We visited two caves here in the Black Hills – Jewel Cave, a national monument and Wind Cave, a national park. These caves are both huge in terms of the total length of their passages. Jewel Cave has nearly 170 miles of passages and Wind Cave 140. These passages are very dense and not stretched out over much distance. As such, the caves are described as maze caves. As the caves have huge volumes of passages and very small natural openings, the caves “breathe” very strongly in or out with changes in atmospheric pressure.
The day we went to Jewel Cave the weather was threatening rain, so it seemed like a good day to go under ground. Unfortunately, many other people visiting the Black Hills had the same idea. The only tour we could join was one which only went down an elevator and into one large room. And worse yet, we got caught in a hail storm on the trip back. We have had hail three times in the two weeks we have been here.

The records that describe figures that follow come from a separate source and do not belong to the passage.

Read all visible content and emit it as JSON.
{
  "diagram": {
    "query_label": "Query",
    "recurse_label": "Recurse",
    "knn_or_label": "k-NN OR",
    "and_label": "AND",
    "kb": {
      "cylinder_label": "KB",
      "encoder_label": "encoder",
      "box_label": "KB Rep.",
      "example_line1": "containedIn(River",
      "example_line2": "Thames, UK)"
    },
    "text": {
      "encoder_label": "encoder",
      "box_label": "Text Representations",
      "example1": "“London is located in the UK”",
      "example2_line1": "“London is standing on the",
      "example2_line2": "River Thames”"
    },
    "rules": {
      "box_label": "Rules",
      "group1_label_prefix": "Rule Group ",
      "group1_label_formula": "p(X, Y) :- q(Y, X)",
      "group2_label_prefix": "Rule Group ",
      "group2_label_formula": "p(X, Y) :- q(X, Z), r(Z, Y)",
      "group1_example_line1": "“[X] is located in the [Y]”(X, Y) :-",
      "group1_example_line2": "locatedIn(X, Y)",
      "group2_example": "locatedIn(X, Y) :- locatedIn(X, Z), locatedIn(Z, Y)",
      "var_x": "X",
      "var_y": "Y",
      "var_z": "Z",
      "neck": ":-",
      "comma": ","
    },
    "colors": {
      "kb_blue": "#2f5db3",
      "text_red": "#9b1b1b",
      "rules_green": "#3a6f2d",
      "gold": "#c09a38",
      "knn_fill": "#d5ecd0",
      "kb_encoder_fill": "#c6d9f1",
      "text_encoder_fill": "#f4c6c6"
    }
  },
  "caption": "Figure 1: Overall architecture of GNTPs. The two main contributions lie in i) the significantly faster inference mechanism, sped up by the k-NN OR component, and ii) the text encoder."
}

We secured a longer tour of Wind Cave, but neither of these caves have formations of the types you would see in Carlsbad or the Caverns of Sonora. In caves that have a lot of formations as ground water slowly seeps down and into the cave it picks up minerals and deposits those minerals in the cave as stalactites and stalagmites and other beautiful formations. Evidently, there aren’t enough minerals the the ground above these caves. Wind Cave does have some very unique formations called boxwork consisting of thin calcite fins looking like a honeycomb divider in a cardboard box. And we also saw an impressive flow stone formation.
After four caves in four months, we are about caved out now. It may have to be something pretty spectacular to get us back under the ground again. But we did see more buffalo and another prairie dog town. This little guy definitely wasn’t happy with me taking the picture. He was barking to the the other dogs, “where are my royalties for these pictures”.